(Le Figaro 25/10/2011)
Paris dément des frappes directes mais reconnaît une «aide logistique limitée».
Le Kenya compte sur ses alliés pour lui prêter main-forte en Somalie, où il mène une guerre hors de ses frontières pour la première fois depuis son indépendance en 1963. Mais les appels du pied provenant de Nairobi sont accueillis fraîchement tant à Washington qu'à Paris, où l'on évoque seulement un «soutien politique» et «une aide logistique limitée».
Le porte-parole de l'armée kényane, le major Emmanuel Chirchir, a affirmé que des «pays partenaires» avaient mené des raids aériens ces derniers jours en Somalie, en appui de l'opération lancée par Nairobi il y a plus d'une semaine pour chasser aux miliciens islamistes al-Chebab. Quatre Européens ont été kidnappés par des groupes armés somaliens depuis le mois de septembre au nord du Kenya, provoquant une incursion de plusieurs centaines de soldats kényans en territoire somalien. L'une de ces otages, la Française Marie Dedieu, 66 ans, a été déclarée morte la semaine dernière.
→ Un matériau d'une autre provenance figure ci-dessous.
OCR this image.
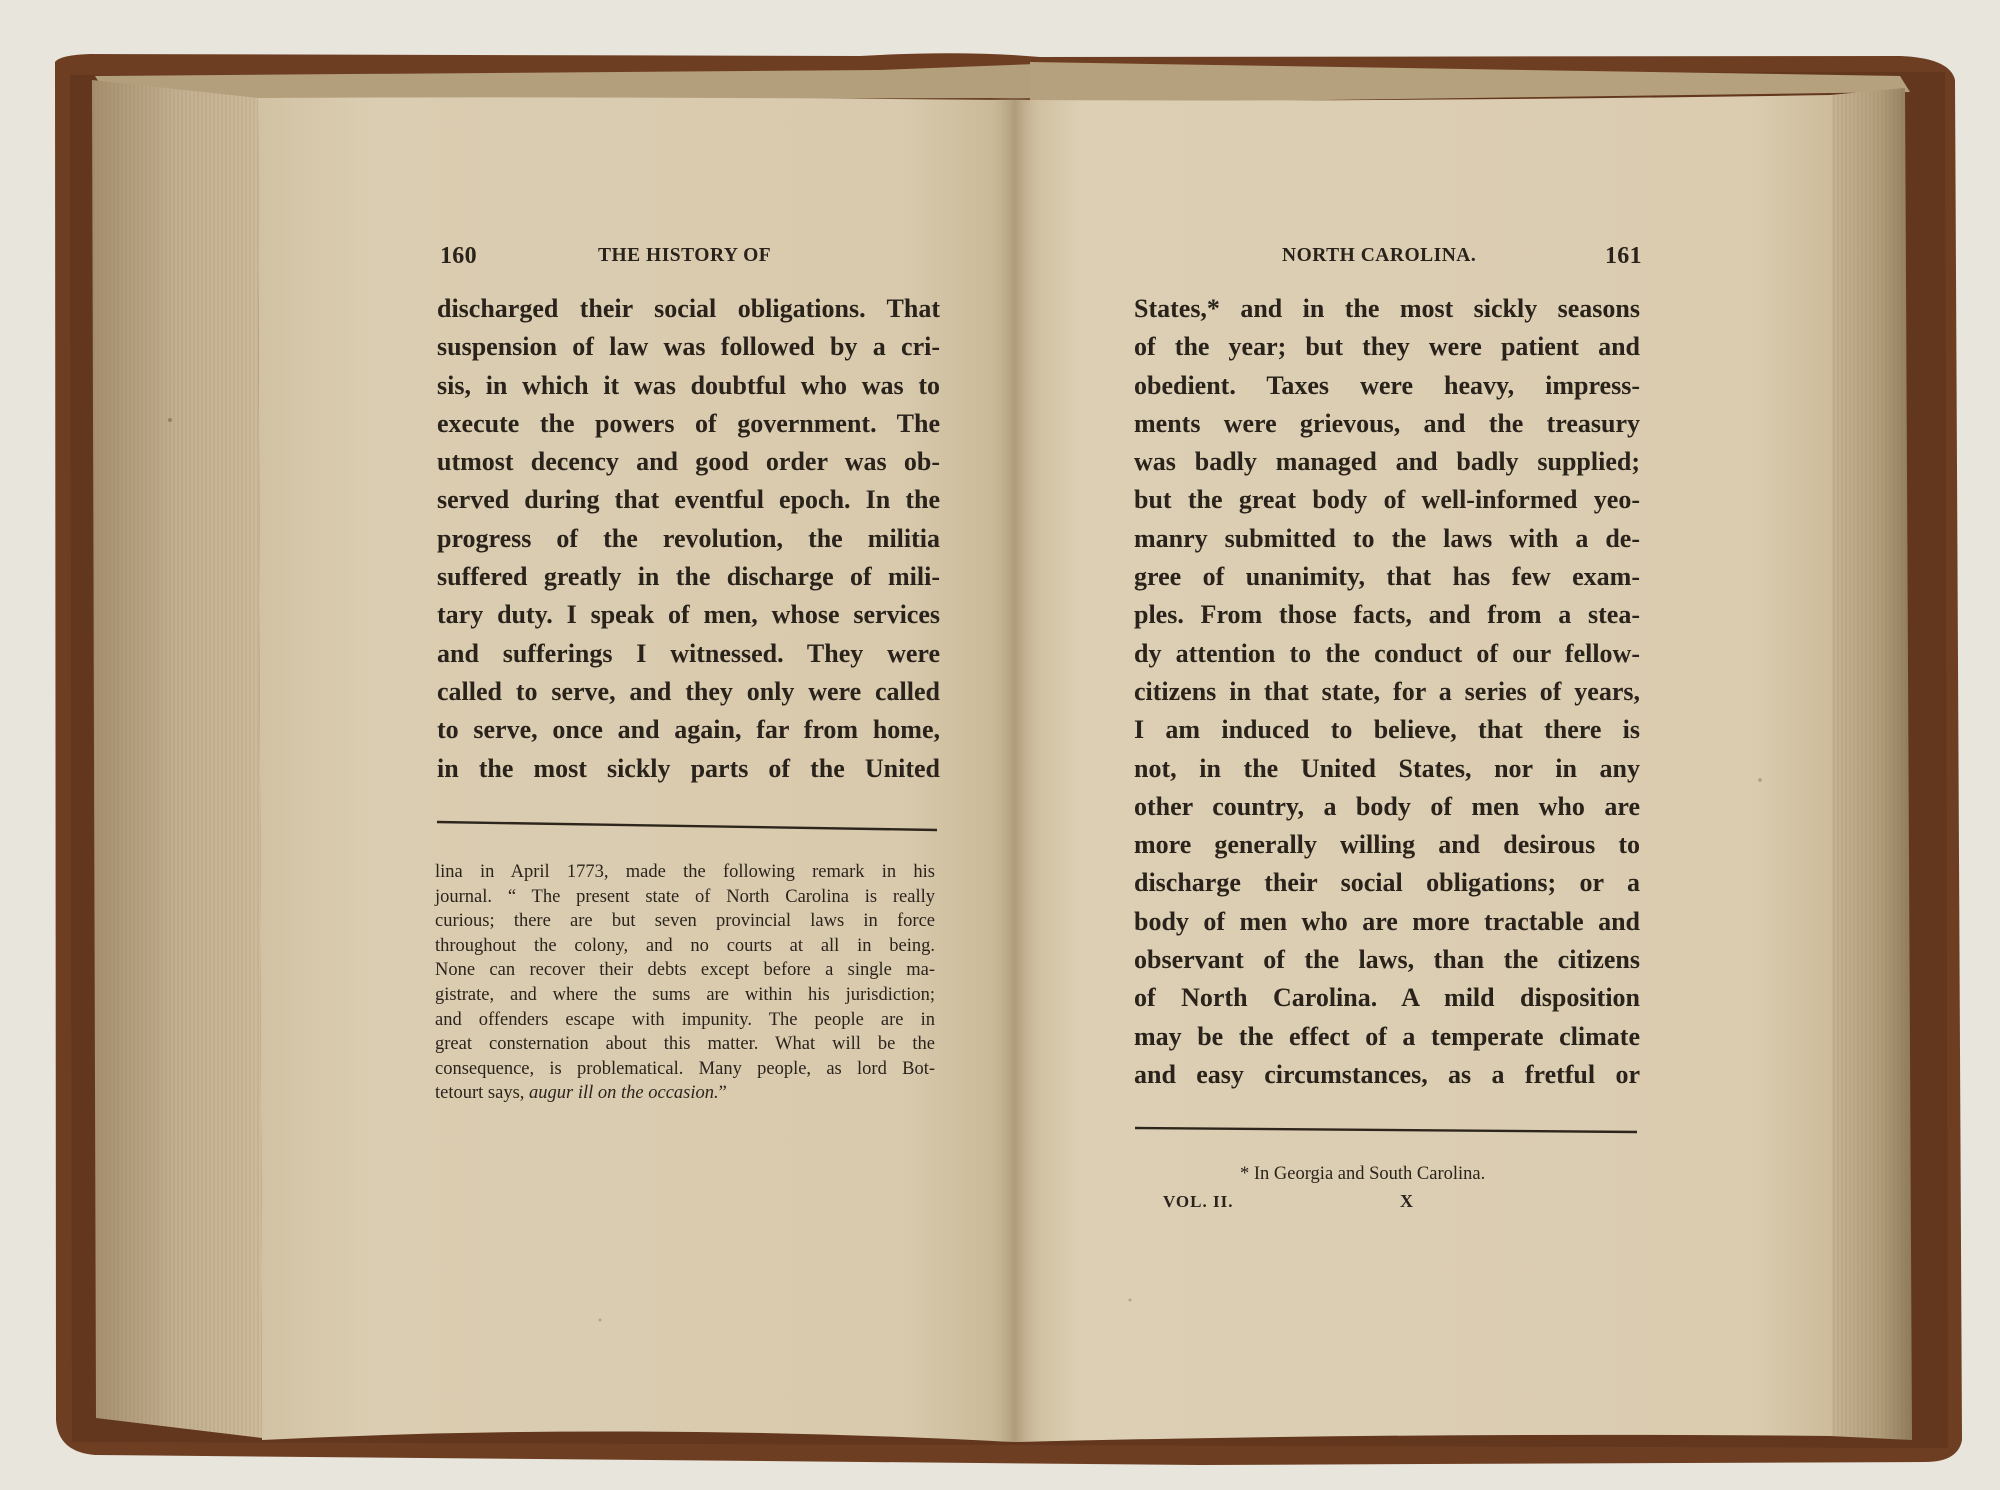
160	THE HISTORY OF
discharged their social obligations. That
suspension of law was followed by a cri-
sis, in which it was doubtful who was to
execute the powers of government. The
utmost decency and good order was ob-
served during that eventful epoch. In the
progress of the revolution, the militia
suffered greatly in the discharge of mili-
tary duty. I speak of men, whose services
and sufferings I witnessed. They were
called to serve, and they only were called
to serve, once and again, far from home,
in the most sickly parts of the United
lina in April 1773, made the following remark in his
journal. “ The present state of North Carolina is really
curious; there are but seven provincial laws in force
throughout the colony, and no courts at all in being.
None can recover their debts except before a single ma-
gistrate, and where the sums are within his jurisdiction;
and offenders escape with impunity. The people are in
great consternation about this matter. What will be the
consequence, is problematical. Many people, as lord Bot-
tetourt says, augur ill on the occasion.”
NORTH CAROLINA.	161
States,* and in the most sickly seasons
of the year; but they were patient and
obedient. Taxes were heavy, impress-
ments were grievous, and the treasury
was badly managed and badly supplied;
but the great body of well-informed yeo-
manry submitted to the laws with a de-
gree of unanimity, that has few exam-
ples. From those facts, and from a stea-
dy attention to the conduct of our fellow-
citizens in that state, for a series of years,
I am induced to believe, that there is
not, in the United States, nor in any
other country, a body of men who are
more generally willing and desirous to
discharge their social obligations; or a
body of men who are more tractable and
observant of the laws, than the citizens
of North Carolina. A mild disposition
may be the effect of a temperate climate
and easy circumstances, as a fretful or
* In Georgia and South Carolina.
VOL. II.	X
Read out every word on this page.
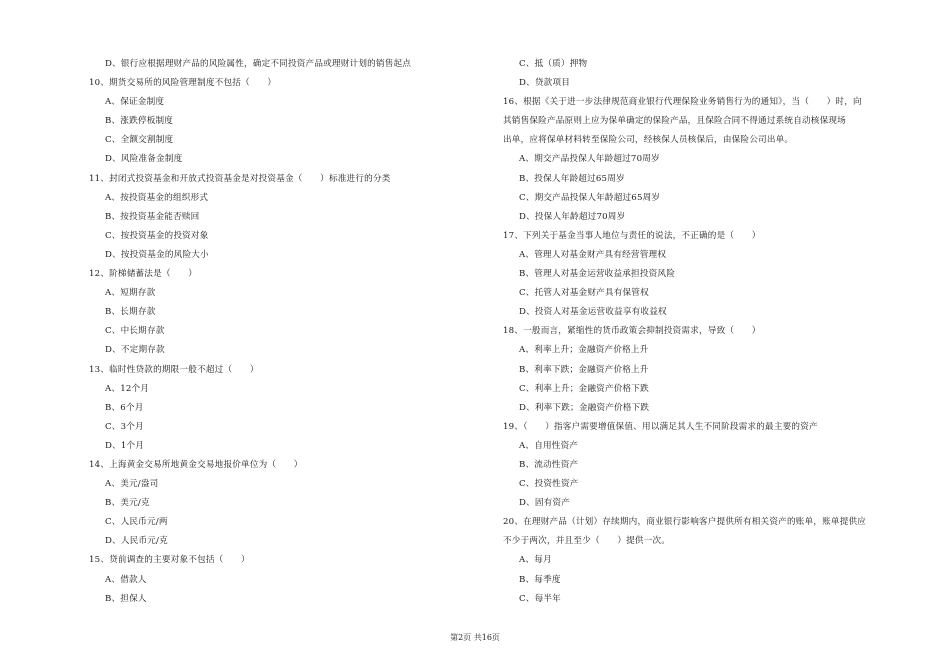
D、银行应根据理财产品的风险属性，确定不同投资产品或理财计划的销售起点
10、期货交易所的风险管理制度不包括（　　）
A、保证金制度
B、涨跌停板制度
C、全额交割制度
D、风险准备金制度
11、封闭式投资基金和开放式投资基金是对投资基金（　　）标准进行的分类
A、按投资基金的组织形式
B、按投资基金能否赎回
C、按投资基金的投资对象
D、按投资基金的风险大小
12、阶梯储蓄法是（　　）
A、短期存款
B、长期存款
C、中长期存款
D、不定期存款
13、临时性贷款的期限一般不超过（　　）
A、12个月
B、6个月
C、3个月
D、1个月
14、上海黄金交易所地黄金交易地报价单位为（　　）
A、美元/盎司
B、美元/克
C、人民币元/两
D、人民币元/克
15、贷前调查的主要对象不包括（　　）
A、借款人
B、担保人
C、抵（质）押物
D、贷款项目
16、根据《关于进一步法律规范商业银行代理保险业务销售行为的通知》，当（　　）时，向
其销售保险产品原则上应为保单确定的保险产品，且保险合同不得通过系统自动核保现场
出单，应将保单材料转至保险公司，经核保人员核保后，由保险公司出单。
A、期交产品投保人年龄超过70周岁
B、投保人年龄超过65周岁
C、期交产品投保人年龄超过65周岁
D、投保人年龄超过70周岁
17、下列关于基金当事人地位与责任的说法，不正确的是（　　）
A、管理人对基金财产具有经营管理权
B、管理人对基金运营收益承担投资风险
C、托管人对基金财产具有保管权
D、投资人对基金运营收益享有收益权
18、一般而言，紧缩性的货币政策会抑制投资需求，导致（　　）
A、利率上升；金融资产价格上升
B、利率下跌；金融资产价格上升
C、利率上升；金融资产价格下跌
D、利率下跌；金融资产价格下跌
19、（　　）指客户需要增值保值、用以满足其人生不同阶段需求的最主要的资产
A、自用性资产
B、流动性资产
C、投资性资产
D、固有资产
20、在理财产品（计划）存续期内，商业银行影响客户提供所有相关资产的账单，账单提供应
不少于两次，并且至少（　　）提供一次。
A、每月
B、每季度
C、每半年
第2页 共16页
Les kidnappeurs chercheraient à monnayer le rapatriement de sa dépouille, suscitant une vive colère à Paris.
Rotation d'un Transall français
Selon le major Chirchir, la France aurait procédé samedi soir à des tirs de sa marine de guerre, déployée dans le cadre de l'opération antipiraterie «Atalante», contre la localité de Kuday, au sud de Kismayo, l'un des principaux bastions des chebab. Une information «formellement démentie», tant à l'état-major français qu'au Quai d'Orsay. Le ministère de la Défense confirme seulement qu'une «aide logistique limitée» a été mise en place avec la rotation, amorcée lundi, d'un Transall français transportant «du matériel militaire kényan» vers l'aéroport de Wajir, au nord du pays, près de la frontière somalienne. La semaine dernière, le ministère des Affaires étrangères avait implicitement approuvé l'intervention armée du Kenya, souhaitant qu'elle «contribue à faire retrouver au plus vite à la Somalie la sécurité et la stabilité».
L'armée américaine et la CIA, de leurs côtés, ont refusé de confirmer des frappes de drones (avions téléguidés) contre des cibles en Somalie. L'ambassadeur des États-Unis à Nairobi, Scott Gration, un ancien pilote de chasse qui fut le conseiller de Barack Obama, s'est borné à évoquer «un solide programme de formation» de l'armée kényane et la livraison de «matériel, notamment de radars, pour renforcer le contrôle de la frontière» avec la Somalie. «Nous regardons, en tant qu'allié dans ce conflit contre le terrorisme, comment nous pouvons aider les Kényans», a-t-il déclaré au Financial Times. Une prudence qui n'a pas empêché un journal de Nairobi, The Sunday Nation, de titrer à la une: «L'aviation américaine participe à l'assaut».
«Troisième front»
Les autorités du Kenya voudraient que les partenaires occidentaux ouvrent «un troisième front» contre les milices islamistes qui, après vingt ans de chaos politique et humanitaire, menacent de transformer la Somalie en satellite d'al-Qaida. Les chebab ont été chassés de la capitale Mogadiscio par l'action conjointe des forces régulières somaliennes et des 9 000 hommes de la Mission de l'Union africaine (Amisom). Ils sont pourchassés au sud par le Kenya, dont les troupes ont été récemment ralenties par des pluies diluviennes. Le «troisième front» reste plus élusif: les États-Unis et la France ont d'autant moins intérêt à s'afficher dans ce conflit que le président somalien, Cheikh Sharif Cheikh Ahmed, a jugé lundi l'intervention du Kenya «inappropriée et inacceptable».